Бухали два разведчика (книга «Русские пазлы»)

Прочитали 1183









Содержание

  — Да взять хотя бы и ресторан —  это противоестественно есть в ресторане.

   — Да от чего же?

   — Да от оттого, Сэмуля, что мы, всё-таки на очень большую долю есть именно то, что мы едим. А сейчас во всякой еде, и, конкретно, в нашей еде, — Иван ткнул вилкой в своё блюдо, — приняло участие большое количество людей, которых мы не знаем. В идеале, а мы с тобой уже битый час пытаемся построить идеальный мир, ты свою рыбу должен был поймать сам, собрать дрова, развести огонь и сам же приготовить. Только не говори, что это невозможно.

   — Не говорю.             

   — Вместо этого ее поймал японский рыбак, возможно потомок тех, кто пострадал от лучевой болезни в Хиросиме или Нагасаки, и он, вылавливая эту рыбу, даже не знал, слава богу, кто её есть будет. Потому, как если бы знал, он бы ей еще и в жабры плюнул. Потом её заморозили в японском морозильнике, который работает на газе, добытом на Сахалине, и отправили кораблём, построенном в Голландии и плавающем под флагом Филиппин, на Иракском мазуте, сюда в штаты. Водитель, возможно русский иммигрант по имени Саша, притащил ее в фуре в городскую морозилку, а оттуда её забрал китайский курьер и передал китайскому повару.  Короче, на долгом пути от океана до твоего желудка, этой рыбой занимались все расы мира, кроме, пожалуй, негров, которые генетически работать не могут и не хотят. Вы рабство, конечно, правильно отменили, только поздно, а когда отменили, то толком не придумали, чем их занять. Так вот, твою рыбу лапали десятки рук людей, которые тебя не то, что не любят, они тебя знать не знают и ничего хорошего от тебя не ждут, и ничего хорошего тебе не желают. Теперь эта рыба варится у тебя в желудке и превращается в твою кровь, в твои мысли и в твое дерьмо, и самым безобидным в этом коктейле может оказаться именно дерьмо.
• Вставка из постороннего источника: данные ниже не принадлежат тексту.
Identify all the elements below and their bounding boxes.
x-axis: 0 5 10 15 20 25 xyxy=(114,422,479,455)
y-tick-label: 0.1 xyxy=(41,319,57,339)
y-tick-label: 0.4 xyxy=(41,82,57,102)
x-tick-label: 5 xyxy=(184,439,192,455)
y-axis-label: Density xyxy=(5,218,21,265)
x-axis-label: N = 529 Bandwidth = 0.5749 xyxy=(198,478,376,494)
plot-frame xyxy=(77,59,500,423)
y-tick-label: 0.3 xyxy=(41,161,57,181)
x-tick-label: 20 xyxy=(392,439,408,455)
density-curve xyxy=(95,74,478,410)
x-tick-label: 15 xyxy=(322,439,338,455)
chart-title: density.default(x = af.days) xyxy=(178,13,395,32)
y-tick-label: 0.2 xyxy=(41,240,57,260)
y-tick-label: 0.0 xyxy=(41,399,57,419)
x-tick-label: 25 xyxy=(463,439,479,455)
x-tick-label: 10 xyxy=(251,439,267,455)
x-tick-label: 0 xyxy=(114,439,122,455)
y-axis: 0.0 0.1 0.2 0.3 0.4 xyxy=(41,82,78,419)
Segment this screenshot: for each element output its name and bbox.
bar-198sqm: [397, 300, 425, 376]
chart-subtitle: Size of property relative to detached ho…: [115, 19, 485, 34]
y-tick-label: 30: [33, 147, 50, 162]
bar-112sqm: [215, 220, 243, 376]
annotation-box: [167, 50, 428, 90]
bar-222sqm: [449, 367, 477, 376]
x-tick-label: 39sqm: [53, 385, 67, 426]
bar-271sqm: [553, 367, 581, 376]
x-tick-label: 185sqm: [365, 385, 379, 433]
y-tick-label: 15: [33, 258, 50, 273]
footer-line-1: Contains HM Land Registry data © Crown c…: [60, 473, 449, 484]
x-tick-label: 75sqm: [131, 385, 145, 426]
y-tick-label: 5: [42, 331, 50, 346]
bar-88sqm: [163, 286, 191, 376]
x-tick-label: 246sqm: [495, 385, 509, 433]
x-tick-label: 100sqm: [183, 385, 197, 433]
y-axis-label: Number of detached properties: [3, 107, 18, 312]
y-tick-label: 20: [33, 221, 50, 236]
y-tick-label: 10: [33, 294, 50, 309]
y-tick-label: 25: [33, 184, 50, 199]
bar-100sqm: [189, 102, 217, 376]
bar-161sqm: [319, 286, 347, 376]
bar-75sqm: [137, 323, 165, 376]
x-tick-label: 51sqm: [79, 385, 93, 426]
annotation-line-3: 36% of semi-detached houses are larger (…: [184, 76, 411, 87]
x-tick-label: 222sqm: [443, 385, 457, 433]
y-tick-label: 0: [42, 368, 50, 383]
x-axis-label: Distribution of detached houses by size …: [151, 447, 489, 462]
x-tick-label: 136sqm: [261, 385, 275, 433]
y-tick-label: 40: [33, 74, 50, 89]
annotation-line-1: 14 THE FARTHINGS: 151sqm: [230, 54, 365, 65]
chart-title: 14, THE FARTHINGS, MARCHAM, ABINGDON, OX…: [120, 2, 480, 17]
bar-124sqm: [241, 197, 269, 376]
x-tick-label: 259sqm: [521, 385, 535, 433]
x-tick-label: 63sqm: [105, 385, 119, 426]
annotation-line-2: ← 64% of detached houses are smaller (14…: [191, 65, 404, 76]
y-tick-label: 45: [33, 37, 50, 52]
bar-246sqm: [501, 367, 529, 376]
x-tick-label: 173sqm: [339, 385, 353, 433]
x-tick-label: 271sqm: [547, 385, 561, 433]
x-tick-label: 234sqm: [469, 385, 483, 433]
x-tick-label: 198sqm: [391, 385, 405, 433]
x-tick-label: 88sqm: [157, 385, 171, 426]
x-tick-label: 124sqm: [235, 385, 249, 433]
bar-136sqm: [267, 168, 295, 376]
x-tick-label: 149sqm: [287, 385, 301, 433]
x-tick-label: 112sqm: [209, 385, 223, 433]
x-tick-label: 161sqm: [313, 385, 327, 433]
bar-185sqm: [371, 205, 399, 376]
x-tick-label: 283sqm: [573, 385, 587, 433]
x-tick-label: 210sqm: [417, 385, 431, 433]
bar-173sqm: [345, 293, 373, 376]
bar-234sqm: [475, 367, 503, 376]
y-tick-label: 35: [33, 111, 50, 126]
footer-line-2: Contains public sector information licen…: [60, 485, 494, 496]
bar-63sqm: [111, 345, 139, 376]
     В аэропорту Сан-Франциско, в ресторане сидели два отставных разведчика Иван и Сэм. Иван в молодости служил в ГРУ, а Сэм закончил здесь же в Калифорнии школу военных переводчиков, прекрасно говорил по-русски, обожал Достоевского и Толстого, и часто летал в Россию к невестам. Правда никогда не женился, но летать продолжал, сначала по долгу службу, а потом видимо уже от души. Знали они друг друга уже лет десять и так уж сложилось, что Иван приезжал провожать Сэма, когда он в очередной раз летел к русской невесте. Поляну накрывал Иван, пили они исключительно водку и надирались иногда так, что один раз Сэм вообще не улетел, а в другой раз Иван улетел вместе с ним. В силу профессии ни один не верил, что другой уже в отставке и продолжали считать оппонента действующим шпионом, но тактично разговаривали на общие темы. А общих тем, в силу образования и начитанности у них было достаточно.  Само собой, основной темой были Россия и Америка — противостояние, общая победа, борьба и единство противоположностей, и тут уж каждый кулик хвалил своё болото и опускал чужое. И, когда Сэм выкладывал экономические тузы, Иван сразу же их крыл историческими и культурными козырями. Тут уж Сэму было воевать тяжело, так как он и сам знал и любил историю и культуру России, и неоднократно признавал, что за Иваном мощно стоят три богатыря Пушкин, Толстой и Достоевский, а его спину хиленько прикрывают Лондон и Твен. Он не однократно пытался подтащить в свою тусовку и Шекспира, но был высмеян и убедительно отвергнут.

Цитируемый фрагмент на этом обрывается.